The Skins also saw injuries to wide receivers Aldrick Robinson (left thigh) and Leonard Hankerson (right knee), but neither appear serious.

As for the actual game, Washington beat the Pittsburgh Steelers 24-13, though once again the team held out several starters. One of the starters that did play, however, was defensive end Ryan Kerrigan, and he opened the scoring in the first quarter with a  22-yard interception return for a touchdown. Kerrigan also added two tackles and a sack for a nice night’s work.

The Skins scored again in the second quarter, with Hankerson hauling in a 10-yard touchdown pass from Rex Grossman. Kai Forbath added a 38-yard field goal as time expired on the half to give the Skins a 17-6 lead.

Pittsburgh capped an eight play, 76 yard drive early in the fourth quarter with a Derek Moye 10-yard TD catch from Landry Jones, but the Skins answered with 3:21 remaining as Roy Helu, Jr. busted up the middle for a 30-yard touchdown run — his only carry of the night — that completed a seven play, 74 yard drive of their own.

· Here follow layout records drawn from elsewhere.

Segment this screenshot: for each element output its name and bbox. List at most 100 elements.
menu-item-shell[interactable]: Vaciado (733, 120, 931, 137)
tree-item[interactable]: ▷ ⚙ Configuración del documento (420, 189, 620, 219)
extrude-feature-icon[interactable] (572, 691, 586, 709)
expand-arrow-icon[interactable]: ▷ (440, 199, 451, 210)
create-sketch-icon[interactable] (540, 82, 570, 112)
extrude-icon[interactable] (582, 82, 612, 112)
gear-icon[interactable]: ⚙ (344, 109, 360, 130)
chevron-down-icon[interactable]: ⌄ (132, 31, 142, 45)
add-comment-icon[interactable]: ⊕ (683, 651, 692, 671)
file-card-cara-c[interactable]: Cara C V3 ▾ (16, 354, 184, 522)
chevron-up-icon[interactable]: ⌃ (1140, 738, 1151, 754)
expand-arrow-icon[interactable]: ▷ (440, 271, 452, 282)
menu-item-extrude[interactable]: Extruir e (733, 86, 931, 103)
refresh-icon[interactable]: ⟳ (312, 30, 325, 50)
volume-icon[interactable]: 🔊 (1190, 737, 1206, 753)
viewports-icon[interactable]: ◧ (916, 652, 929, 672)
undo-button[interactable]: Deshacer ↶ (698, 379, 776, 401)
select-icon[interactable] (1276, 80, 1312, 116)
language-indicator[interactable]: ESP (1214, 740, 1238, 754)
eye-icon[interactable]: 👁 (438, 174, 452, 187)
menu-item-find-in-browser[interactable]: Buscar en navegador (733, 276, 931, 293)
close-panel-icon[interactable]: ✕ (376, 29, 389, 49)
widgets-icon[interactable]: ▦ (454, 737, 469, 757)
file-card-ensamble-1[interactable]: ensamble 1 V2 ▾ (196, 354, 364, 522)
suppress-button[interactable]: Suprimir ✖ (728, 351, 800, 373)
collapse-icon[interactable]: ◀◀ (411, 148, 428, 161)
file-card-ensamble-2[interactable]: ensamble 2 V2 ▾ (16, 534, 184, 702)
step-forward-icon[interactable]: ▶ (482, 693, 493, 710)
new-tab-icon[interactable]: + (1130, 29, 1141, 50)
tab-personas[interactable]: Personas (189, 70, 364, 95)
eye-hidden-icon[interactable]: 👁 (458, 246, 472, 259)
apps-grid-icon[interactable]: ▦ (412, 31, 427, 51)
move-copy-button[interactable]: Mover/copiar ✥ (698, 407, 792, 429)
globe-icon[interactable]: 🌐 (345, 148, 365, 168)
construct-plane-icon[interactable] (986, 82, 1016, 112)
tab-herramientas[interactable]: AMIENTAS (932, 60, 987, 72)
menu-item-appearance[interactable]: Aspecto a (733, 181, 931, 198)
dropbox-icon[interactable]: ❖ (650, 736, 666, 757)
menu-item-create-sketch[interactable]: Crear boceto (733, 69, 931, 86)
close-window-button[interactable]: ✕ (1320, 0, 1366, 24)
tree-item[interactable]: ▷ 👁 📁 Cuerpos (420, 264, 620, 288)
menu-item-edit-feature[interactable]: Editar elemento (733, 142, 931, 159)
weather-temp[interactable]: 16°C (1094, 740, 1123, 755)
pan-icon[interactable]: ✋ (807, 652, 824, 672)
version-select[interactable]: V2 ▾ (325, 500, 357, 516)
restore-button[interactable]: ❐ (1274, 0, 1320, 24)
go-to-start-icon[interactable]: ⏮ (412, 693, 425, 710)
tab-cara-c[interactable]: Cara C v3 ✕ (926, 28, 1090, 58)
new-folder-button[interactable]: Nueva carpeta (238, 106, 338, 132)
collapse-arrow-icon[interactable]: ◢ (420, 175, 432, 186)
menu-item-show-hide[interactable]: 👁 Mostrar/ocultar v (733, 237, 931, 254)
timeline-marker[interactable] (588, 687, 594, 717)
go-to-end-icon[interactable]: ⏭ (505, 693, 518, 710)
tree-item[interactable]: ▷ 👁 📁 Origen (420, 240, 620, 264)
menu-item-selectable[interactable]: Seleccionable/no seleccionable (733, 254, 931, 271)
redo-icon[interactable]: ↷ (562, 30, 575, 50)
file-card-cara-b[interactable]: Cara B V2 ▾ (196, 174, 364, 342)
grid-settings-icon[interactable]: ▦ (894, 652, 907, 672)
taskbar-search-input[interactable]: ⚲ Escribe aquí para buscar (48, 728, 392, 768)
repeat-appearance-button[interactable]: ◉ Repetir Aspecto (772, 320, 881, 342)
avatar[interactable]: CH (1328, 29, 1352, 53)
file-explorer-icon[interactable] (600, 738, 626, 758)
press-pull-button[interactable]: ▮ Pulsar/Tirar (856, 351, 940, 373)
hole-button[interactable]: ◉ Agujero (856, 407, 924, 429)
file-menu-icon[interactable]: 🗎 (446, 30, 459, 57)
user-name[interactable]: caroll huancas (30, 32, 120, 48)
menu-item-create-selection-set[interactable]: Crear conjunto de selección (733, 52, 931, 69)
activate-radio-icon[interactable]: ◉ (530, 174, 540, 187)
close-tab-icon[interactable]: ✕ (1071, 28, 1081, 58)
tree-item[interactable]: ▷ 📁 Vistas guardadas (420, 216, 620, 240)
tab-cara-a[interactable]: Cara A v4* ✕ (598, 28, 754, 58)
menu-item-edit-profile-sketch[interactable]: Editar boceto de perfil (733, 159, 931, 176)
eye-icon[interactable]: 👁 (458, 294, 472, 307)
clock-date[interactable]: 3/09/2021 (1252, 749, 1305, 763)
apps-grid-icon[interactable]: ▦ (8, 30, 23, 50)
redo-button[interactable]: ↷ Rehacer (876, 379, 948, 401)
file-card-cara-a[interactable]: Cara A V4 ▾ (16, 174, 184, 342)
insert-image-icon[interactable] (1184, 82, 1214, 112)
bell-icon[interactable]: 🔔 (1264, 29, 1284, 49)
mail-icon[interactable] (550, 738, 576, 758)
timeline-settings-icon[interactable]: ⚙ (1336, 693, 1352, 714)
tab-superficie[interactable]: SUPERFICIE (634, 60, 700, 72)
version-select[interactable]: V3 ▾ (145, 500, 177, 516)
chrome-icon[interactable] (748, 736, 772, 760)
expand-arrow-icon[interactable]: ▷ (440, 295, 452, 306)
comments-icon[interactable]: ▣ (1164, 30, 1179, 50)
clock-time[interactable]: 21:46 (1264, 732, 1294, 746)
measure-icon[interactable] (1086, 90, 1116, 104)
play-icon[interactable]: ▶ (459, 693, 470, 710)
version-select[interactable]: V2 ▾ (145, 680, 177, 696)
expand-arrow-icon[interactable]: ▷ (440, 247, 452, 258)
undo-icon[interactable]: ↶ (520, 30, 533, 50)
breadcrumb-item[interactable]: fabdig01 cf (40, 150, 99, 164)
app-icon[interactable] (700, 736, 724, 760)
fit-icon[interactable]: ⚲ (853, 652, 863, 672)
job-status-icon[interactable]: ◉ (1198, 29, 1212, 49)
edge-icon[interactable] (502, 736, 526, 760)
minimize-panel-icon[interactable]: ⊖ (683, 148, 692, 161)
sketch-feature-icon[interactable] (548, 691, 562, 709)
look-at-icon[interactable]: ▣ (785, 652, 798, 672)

Grossman went 10-for-16 for 133 yards, with one touchdown and one interception in relief of Cousins. Pat White finished things up and went 3-for-6 for 22 yards and a pick.

Keiland Williams led Washington in rushing, carrying eight times for 39 yards. Alfred Morris started and rushed four times for 12 yard before being given the rest of the night off.

Robert Griffin III took the field for warm-ups, as he did for the first preseason game last week. According to reports, he’s been cleared by Dr. James Andrews for play, but the Skins expect to continue to hold him out during the preseason.